Bar, salotti, titoli di giornale: il calcio, nella sua dimensione più umana, è diventato un catalizzatore linguistico che riflette i cambiamenti sociali e identitari di un paese: ecco come ha fatto.

Quanti fenomeni possono dire, nel panorama culturale Italiano, di avere avuto la stessa penetrazione che ha avuto la serie A durante il corso della sua esistenza? Da oltre novant’anni il campionato di calcio Italiano massimo è ben più di una mera competizione sportiva, bensì è un motore economico e sociale di grandi dimensioni, che porta con sé conseguenze che vanno ben oltre quello che viene normalmente ragionato da chi è interessato al risultato delle partite.

Oltre a definire i numeri che animano le quote serie a, il campionato è diventato un vero e proprio generatore di espressioni, immagini e metafore che con il tempo si sono insediate nel parlare comune. Tutto questo grazie a telecronisti, allenatori, calciatori e tifosi che nel tempo hanno popolato un lessico con frasi iconiche, neologismi irresistibili e giochi linguistici tipicamente da stadio, che esondando hanno fatto irruzione nel mondo reale.

Bar, salotti, titoli di giornale: il calcio, nella sua dimensione più umana, è diventato un catalizzatore linguistico che riflette i cambiamenti sociali e identitari di un paese: ecco come ha fatto.

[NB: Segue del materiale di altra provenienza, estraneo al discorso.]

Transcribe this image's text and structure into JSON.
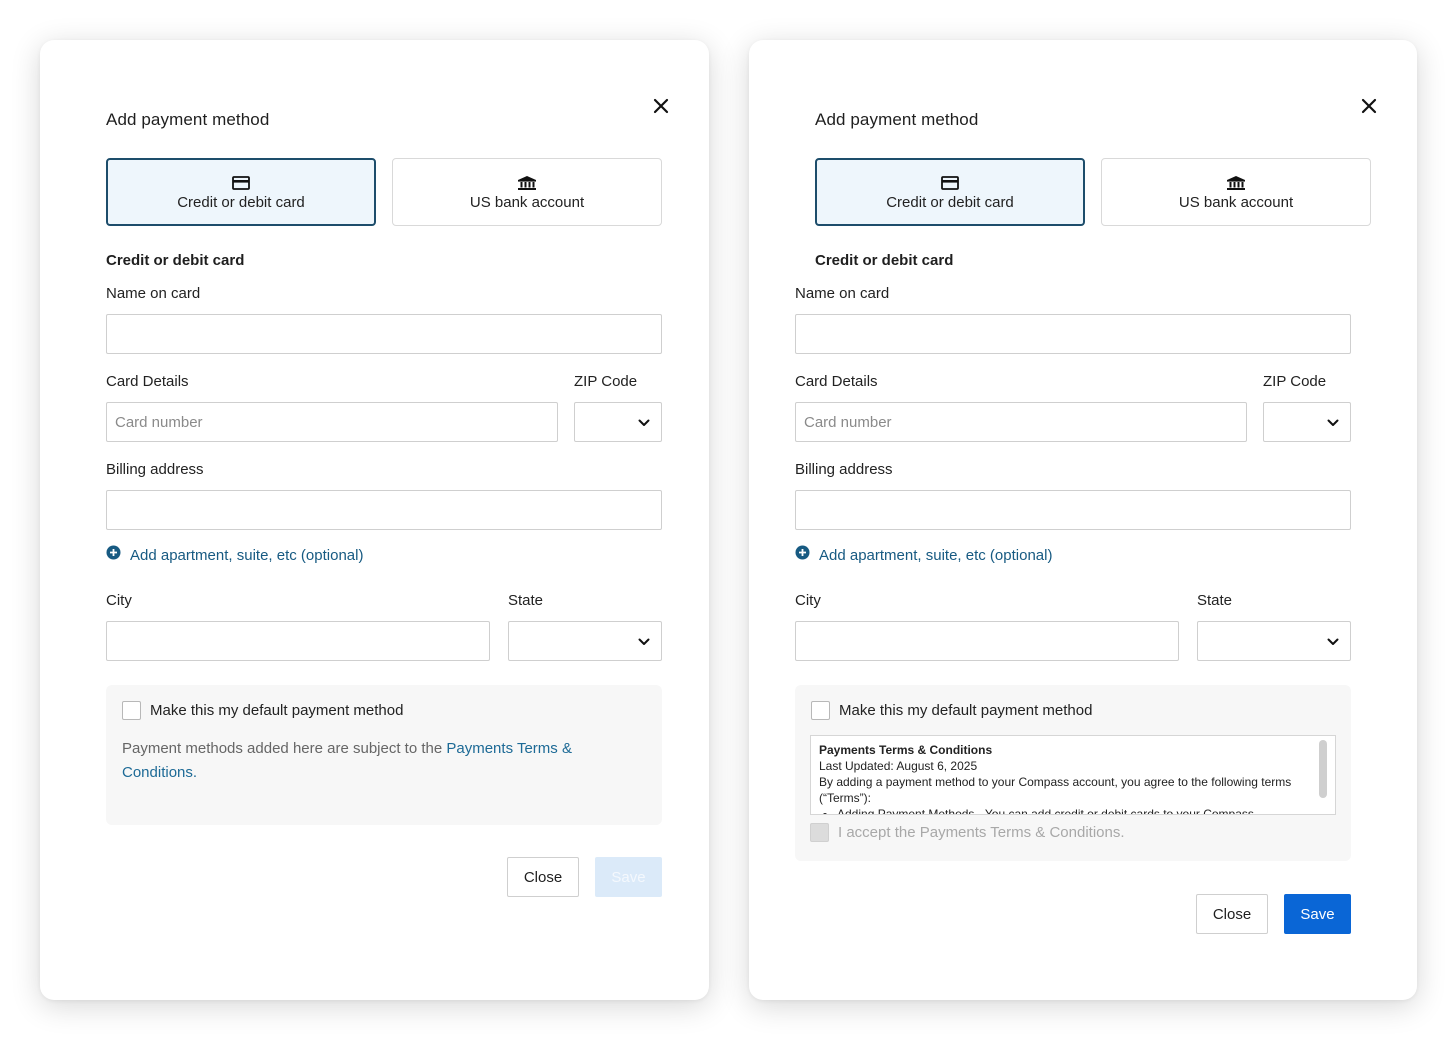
{
  "modals": [
    {
      "title": "Add payment method",
      "tabs": [
        {
          "label": "Credit or debit card",
          "icon": "credit-card-icon",
          "selected": true
        },
        {
          "label": "US bank account",
          "icon": "bank-icon",
          "selected": false
        }
      ],
      "section_heading": "Credit or debit card",
      "name_on_card": {
        "label": "Name on card",
        "value": ""
      },
      "card_details": {
        "label": "Card Details",
        "placeholder": "Card number",
        "value": ""
      },
      "zip": {
        "label": "ZIP Code",
        "value": ""
      },
      "billing_address": {
        "label": "Billing address",
        "value": ""
      },
      "add_apartment": "Add apartment, suite, etc (optional)",
      "city": {
        "label": "City",
        "value": ""
      },
      "state": {
        "label": "State",
        "value": ""
      },
      "default_checkbox": {
        "label": "Make this my default payment method",
        "checked": false
      },
      "terms_note_prefix": "Payment methods added here are subject to the",
      "terms_link": "Payments Terms & Conditions.",
      "close_label": "Close",
      "save_label": "Save",
      "save_enabled": false
    },
    {
      "title": "Add payment method",
      "tabs": [
        {
          "label": "Credit or debit card",
          "icon": "credit-card-icon",
          "selected": true
        },
        {
          "label": "US bank account",
          "icon": "bank-icon",
          "selected": false
        }
      ],
      "section_heading": "Credit or debit card",
      "name_on_card": {
        "label": "Name on card",
        "value": ""
      },
      "card_details": {
        "label": "Card Details",
        "placeholder": "Card number",
        "value": ""
      },
      "zip": {
        "label": "ZIP Code",
        "value": ""
      },
      "billing_address": {
        "label": "Billing address",
        "value": ""
      },
      "add_apartment": "Add apartment, suite, etc (optional)",
      "city": {
        "label": "City",
        "value": ""
      },
      "state": {
        "label": "State",
        "value": ""
      },
      "default_checkbox": {
        "label": "Make this my default payment method",
        "checked": false
      },
      "terms_scroll": {
        "title": "Payments Terms & Conditions",
        "updated": "Last Updated: August 6, 2025",
        "intro": "By adding a payment method to your Compass account, you agree to the following terms (“Terms”):",
        "bullet": "Adding Payment Methods - You can add credit or debit cards to your Compass"
      },
      "accept_checkbox": {
        "label": "I accept the Payments Terms & Conditions.",
        "checked": false,
        "disabled": true
      },
      "close_label": "Close",
      "save_label": "Save",
      "save_enabled": true
    }
  ],
  "colors": {
    "accent_border": "#1d4d6b",
    "selected_tab_bg": "#eef6fc",
    "link": "#175a82",
    "save_enabled": "#0a66d6",
    "save_disabled": "#dbeaf9"
  }
}
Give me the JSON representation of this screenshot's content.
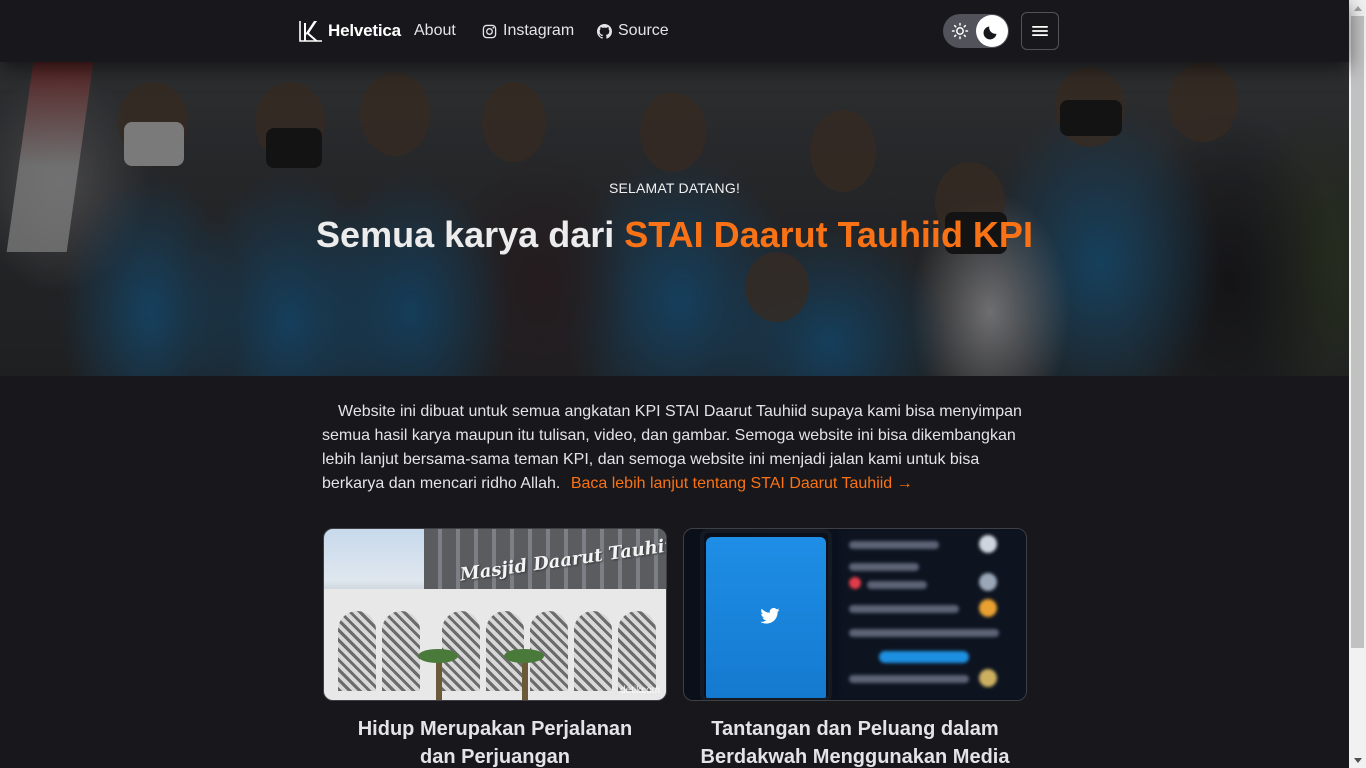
{
  "navbar": {
    "brand": "Helvetica",
    "links": [
      {
        "label": "About",
        "icon": null
      },
      {
        "label": "Instagram",
        "icon": "instagram-icon"
      },
      {
        "label": "Source",
        "icon": "github-icon"
      }
    ],
    "theme_toggle": {
      "light_icon": "sun-icon",
      "dark_icon": "moon-icon",
      "state": "dark"
    },
    "menu_icon": "hamburger-icon"
  },
  "hero": {
    "subtitle": "SELAMAT DATANG!",
    "title_prefix": "Semua karya dari",
    "title_highlight": "STAI Daarut Tauhiid KPI"
  },
  "intro": {
    "text": "Website ini dibuat untuk semua angkatan KPI STAI Daarut Tauhiid supaya kami bisa menyimpan semua hasil karya maupun itu tulisan, video, dan gambar. Semoga website ini bisa dikembangkan lebih lanjut bersama-sama teman KPI, dan semoga website ini menjadi jalan kami untuk bisa berkarya dan mencari ridho Allah.",
    "link_label": "Baca lebih lanjut tentang STAI Daarut Tauhiid →"
  },
  "cards": [
    {
      "title": "Hidup Merupakan Perjalanan dan Perjuangan",
      "image_sign": "Masjid Daarut Tauhiid",
      "image_watermark": "detikcom"
    },
    {
      "title": "Tantangan dan Peluang dalam Berdakwah Menggunakan Media Baru",
      "image_icon": "twitter-bird-icon"
    }
  ],
  "colors": {
    "background": "#18171b",
    "accent": "#f97316",
    "text": "#e4e4e7"
  }
}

Giocare con la palla e le parole

Di base il calcio ha un suo linguaggio in cui oralità e spettacolo, dialetto e retorica, ironia e pathos si mescolano; in questa maniera lo sport è riuscito a modellare un immaginario collettivo che di fatto è stato condiviso dai tantissimi che lo praticano e lo amano.

 

Il ruolo che questo sport ha avuto sulla modifica della lingua però passa per tre dimensioni fondamentali: la persistenza dei dialetti, la creazione dei neologismi e l’importanza della telecronaca.

 

Partiamo dalla fine: le telecronache delle partite di serie A hanno avuto un ruolo davvero fondamentale per la diffusione di determinate espressioni; Bruno Pizzul, nello specifico, nel suo ruolo di telecronista Rai ha introdotto nel parlar comune frasi diventate iconiche come “tutto molto bello”, “bandolo della matassa” e tanto altro ancora.

 

Non solo: la presenza del calcio a livelli multipli ha permesso anche ai telecronisti delle serie minori di dire la loro. Frasi come “jamme bell” o “forsa tòr” sono entrate a far parte di un vocabolario comune più grande di quello del microcosmo dialettale grazie proprio all’espansione derivante dall’utilizzo delle frasi nei contesti telecronistici.

 

Nuove parole ed espressioni

E che dire poi dei neologismi? La zona Cesarini, per fare un esempio, è un termine utilizzato per descrivere un gol segnato proprio negli ultimi minuti di gioco mentre un catenaccio altro non è che una tattica difensiva che ha segnato profondamente il calcio italiano durante il corso degli anni settanta. Per queste e tante altre parole è necessario ringraziare giornalisti sportivi come Gianni Brera che, con le loro produzioni, hanno arricchito il lessico calcistico di termini derivanti da diverse lingue e registri stilistici, per poi permeare nel parlare comune.

 

Gli appassionati di scommesse sportive che hanno raggiunto gli ‘anta, poi, si ricorderanno sicuramente di frasi come “clamoroso al Cibali”, derivanti dal calcio degli anni sessanta, i più giovani invece conosceranno sicuramente la provenienza di “Andiamo a Berlino Beppe!”; come un vettore che travalica ogni ostacolo, il linguaggio del calcio si è fatto spazio all’interno del parlare comune grazie alla potenza delle emozioni espresse e grazie alla permeabilità del linguaggio, che fin tanto che è usato non riesce a morire.